As AdAge's Alex Kantrowitz points out, tech companies are notoriously fickle about maintaining their in-house media operations. Some tech companies decide, after an expensive foray into original media production, that they don't actually want to be in the content business after all. Content doesn't scale as easily as technology does, and the returns are slower and less lucrative. And it may be that, in the end, Snapchat users don't want news — in which case, Hamby's position may be short-lived.
But Snapchat is in an ideal position to be able to run large-scale experiments like these. Thanks to the success of Discover, it has a sizable foothold in the mobile broadcasting game. Publishers (including Fusion) have been running Snapchat-native content through the app's plumbing for months now. And Snapchat has been able to collect a huge amount of data about what works, what doesn't, and what users want to see more of.
In a sense, Snapchat in 2015 has the same choice that Netflix did in 2011: do we continue to rely on outside suppliers, each of whom wants to extract as much money from us as possible in exchange for letting us air their shows? Or do we want to open up our massive storehouse of data, run some predictive analytics on it, hire some stars, and make the damn shows ourselves?

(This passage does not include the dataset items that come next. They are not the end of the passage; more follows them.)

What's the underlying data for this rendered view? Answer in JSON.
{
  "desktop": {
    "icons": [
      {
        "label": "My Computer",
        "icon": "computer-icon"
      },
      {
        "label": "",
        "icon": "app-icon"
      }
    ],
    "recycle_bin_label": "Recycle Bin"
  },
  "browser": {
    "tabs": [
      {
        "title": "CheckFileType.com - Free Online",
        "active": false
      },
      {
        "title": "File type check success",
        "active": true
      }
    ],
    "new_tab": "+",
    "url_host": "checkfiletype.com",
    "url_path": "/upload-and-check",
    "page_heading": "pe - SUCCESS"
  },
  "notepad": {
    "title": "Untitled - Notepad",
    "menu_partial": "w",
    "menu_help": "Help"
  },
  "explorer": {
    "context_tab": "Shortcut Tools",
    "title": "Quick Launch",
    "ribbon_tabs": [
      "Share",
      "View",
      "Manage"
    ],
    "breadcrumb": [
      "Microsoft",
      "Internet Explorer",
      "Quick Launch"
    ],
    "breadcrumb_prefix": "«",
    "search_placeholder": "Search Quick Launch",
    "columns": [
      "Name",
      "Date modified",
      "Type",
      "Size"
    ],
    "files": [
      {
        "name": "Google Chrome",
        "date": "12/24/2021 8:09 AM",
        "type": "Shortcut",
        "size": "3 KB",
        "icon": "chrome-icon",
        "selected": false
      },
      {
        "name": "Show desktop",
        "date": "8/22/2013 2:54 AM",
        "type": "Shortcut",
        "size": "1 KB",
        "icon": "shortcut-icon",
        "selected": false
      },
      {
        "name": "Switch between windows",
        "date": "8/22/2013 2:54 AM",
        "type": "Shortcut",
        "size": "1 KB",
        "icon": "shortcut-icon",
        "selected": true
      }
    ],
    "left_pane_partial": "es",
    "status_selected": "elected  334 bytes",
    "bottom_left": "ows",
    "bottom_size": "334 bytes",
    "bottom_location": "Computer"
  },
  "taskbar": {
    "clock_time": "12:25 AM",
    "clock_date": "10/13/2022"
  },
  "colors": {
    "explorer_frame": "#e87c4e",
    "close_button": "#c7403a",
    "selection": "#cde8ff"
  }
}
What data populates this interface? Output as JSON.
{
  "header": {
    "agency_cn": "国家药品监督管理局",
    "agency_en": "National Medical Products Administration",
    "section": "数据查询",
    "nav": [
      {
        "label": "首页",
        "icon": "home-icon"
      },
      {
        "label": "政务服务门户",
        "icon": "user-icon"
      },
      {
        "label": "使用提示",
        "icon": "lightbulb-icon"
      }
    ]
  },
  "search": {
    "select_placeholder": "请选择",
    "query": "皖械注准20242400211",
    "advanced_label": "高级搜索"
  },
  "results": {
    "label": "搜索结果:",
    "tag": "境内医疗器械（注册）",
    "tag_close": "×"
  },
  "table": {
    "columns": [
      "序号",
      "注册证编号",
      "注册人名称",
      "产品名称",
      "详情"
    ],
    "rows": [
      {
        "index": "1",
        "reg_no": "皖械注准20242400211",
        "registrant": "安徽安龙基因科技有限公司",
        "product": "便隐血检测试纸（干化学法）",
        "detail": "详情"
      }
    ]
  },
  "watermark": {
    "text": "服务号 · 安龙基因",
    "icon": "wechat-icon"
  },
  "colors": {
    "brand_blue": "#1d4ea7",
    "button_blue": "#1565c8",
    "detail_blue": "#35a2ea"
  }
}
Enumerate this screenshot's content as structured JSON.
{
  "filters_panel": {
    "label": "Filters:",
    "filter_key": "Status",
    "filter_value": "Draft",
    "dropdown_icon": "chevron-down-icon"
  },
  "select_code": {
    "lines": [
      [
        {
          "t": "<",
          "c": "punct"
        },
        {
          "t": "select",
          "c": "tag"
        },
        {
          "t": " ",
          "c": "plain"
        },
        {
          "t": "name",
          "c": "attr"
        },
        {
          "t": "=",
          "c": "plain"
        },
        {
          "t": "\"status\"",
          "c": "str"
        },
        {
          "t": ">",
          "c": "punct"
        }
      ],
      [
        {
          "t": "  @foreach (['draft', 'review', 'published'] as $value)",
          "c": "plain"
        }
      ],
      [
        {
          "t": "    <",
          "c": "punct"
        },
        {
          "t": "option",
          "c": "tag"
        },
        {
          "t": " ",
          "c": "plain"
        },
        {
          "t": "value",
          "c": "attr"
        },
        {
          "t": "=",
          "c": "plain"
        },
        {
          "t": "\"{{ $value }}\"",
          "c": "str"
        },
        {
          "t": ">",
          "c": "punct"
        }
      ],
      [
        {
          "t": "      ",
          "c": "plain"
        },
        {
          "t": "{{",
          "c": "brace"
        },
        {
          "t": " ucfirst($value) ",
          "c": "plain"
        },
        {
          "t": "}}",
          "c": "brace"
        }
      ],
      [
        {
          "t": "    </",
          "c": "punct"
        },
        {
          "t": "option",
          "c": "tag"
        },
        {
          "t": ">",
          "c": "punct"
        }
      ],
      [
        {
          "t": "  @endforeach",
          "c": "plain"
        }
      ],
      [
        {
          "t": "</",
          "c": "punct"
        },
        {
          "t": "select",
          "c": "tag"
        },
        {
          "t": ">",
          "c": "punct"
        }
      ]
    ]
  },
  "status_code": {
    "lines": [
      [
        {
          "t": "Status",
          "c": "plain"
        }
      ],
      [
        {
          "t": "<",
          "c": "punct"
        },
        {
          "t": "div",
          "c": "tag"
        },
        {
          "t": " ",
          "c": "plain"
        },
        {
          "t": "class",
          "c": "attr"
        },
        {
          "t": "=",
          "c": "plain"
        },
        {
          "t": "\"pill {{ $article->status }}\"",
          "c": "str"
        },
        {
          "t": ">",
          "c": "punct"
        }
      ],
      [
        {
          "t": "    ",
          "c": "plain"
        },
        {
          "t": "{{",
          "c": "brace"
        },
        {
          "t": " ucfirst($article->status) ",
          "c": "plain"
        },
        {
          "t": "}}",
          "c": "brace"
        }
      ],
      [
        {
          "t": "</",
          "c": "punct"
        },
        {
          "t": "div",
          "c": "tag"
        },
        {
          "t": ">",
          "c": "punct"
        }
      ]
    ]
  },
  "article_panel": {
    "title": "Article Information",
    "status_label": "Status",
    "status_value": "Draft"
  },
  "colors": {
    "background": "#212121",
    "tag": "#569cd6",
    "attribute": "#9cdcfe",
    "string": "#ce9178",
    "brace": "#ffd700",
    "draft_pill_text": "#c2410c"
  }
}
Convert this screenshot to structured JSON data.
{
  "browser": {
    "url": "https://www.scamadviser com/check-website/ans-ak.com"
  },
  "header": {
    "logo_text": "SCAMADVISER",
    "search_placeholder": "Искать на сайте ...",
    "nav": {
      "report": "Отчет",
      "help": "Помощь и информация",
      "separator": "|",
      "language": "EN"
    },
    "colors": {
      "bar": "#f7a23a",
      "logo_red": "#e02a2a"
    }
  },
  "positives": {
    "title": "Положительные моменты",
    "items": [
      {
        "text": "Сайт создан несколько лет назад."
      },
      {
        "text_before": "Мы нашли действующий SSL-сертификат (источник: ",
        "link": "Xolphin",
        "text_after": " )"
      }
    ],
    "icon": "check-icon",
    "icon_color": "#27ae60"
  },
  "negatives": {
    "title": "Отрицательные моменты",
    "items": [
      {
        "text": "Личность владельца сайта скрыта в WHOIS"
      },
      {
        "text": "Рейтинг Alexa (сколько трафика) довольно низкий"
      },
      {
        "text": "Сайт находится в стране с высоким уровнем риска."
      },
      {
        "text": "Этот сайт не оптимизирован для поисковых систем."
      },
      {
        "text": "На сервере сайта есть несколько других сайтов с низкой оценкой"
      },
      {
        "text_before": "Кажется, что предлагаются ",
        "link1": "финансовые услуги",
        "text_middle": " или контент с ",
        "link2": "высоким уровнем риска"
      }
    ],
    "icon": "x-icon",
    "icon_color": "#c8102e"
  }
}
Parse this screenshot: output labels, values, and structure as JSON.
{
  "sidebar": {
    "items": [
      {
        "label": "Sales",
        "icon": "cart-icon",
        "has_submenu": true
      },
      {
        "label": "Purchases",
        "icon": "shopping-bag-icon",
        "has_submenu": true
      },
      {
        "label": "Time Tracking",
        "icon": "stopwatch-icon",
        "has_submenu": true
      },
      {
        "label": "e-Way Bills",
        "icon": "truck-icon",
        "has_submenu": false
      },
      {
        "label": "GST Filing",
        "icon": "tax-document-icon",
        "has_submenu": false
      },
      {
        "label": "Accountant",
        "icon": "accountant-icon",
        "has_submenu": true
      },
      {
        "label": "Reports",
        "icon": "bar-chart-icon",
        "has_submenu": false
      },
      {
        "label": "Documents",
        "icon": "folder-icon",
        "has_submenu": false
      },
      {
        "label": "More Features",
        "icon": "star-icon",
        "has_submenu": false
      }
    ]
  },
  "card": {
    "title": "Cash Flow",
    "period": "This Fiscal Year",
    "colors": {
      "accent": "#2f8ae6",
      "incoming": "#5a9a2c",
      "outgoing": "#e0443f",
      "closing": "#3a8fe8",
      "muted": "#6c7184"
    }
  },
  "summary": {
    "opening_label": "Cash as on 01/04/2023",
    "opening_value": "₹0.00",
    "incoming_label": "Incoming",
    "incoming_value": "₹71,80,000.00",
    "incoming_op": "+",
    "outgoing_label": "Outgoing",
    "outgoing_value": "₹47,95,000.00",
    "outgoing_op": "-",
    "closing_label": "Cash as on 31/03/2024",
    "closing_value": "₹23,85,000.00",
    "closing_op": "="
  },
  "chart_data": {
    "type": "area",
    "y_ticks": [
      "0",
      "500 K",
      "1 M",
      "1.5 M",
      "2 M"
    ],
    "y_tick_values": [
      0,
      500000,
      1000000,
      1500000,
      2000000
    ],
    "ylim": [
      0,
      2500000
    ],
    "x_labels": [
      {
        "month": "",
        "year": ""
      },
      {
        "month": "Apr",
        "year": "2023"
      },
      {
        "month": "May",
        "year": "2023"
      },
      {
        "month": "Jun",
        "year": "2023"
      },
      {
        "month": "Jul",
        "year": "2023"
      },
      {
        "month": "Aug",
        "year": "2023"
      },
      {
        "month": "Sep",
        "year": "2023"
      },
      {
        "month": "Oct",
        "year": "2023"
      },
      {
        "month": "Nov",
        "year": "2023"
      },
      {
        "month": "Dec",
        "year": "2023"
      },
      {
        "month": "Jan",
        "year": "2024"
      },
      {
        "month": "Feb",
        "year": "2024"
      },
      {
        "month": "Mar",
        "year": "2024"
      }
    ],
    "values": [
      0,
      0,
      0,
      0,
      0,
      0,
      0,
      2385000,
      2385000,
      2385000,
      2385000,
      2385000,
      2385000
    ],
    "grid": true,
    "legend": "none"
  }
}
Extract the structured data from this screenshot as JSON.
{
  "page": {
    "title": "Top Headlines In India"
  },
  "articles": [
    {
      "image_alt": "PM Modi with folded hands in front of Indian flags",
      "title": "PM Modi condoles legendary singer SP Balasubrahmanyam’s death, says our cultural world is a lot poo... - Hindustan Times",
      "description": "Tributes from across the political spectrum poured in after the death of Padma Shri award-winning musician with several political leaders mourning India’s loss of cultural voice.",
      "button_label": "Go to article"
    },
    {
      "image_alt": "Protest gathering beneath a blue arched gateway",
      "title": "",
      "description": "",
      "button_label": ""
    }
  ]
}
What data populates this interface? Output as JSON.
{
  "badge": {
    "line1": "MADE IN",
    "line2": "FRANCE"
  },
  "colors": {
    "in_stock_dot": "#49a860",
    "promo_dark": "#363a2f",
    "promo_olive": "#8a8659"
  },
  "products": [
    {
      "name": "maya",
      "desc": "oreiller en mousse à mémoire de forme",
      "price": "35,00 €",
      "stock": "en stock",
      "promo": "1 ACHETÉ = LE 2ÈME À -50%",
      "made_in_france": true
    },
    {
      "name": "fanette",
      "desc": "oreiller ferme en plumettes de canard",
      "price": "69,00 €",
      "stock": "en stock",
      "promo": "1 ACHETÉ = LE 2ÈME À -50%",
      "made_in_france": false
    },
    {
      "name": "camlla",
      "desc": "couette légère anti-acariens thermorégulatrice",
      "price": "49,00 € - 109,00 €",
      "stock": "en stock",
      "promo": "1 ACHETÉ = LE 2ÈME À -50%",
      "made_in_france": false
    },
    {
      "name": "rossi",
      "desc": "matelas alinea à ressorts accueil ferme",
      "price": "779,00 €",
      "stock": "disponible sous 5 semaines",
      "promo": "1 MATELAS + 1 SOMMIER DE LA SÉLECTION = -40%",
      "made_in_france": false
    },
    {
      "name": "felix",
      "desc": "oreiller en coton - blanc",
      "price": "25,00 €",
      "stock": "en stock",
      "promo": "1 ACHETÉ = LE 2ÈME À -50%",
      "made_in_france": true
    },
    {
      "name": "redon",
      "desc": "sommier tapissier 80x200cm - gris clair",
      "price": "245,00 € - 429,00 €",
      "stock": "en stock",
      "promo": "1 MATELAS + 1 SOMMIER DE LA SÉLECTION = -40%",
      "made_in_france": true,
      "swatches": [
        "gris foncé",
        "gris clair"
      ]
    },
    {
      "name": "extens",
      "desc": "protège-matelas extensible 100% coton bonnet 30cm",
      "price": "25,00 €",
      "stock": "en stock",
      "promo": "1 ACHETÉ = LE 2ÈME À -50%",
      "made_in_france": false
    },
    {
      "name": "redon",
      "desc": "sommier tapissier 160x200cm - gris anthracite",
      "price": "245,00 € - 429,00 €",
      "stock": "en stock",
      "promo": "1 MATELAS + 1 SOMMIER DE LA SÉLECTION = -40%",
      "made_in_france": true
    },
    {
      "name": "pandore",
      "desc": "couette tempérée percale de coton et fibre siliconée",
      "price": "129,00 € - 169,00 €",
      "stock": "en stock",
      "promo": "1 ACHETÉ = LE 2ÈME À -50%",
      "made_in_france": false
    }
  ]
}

For Netflix, the original-content path made total sense: it had already built the infrastructure for mass TV consumption, and simply had to jam House of Cards in alongside the shows and movies it had licensed from other companies. For Snapchat, it's a little trickier, since the core function of Snapchat is still user-generated content (in the form of snaps and Stories). We still don't know whether the teens of Snapchat want to watch news qua news, or whether they're simply using the Discover tab as a time-waster between viewing snaps from their friends.
Even so, it's hardly a dumb bet to make. If you've built a large, lucrative theater that is standing-room-only at every performance, and you have the money to start making your own films, wouldn't you at least want to try?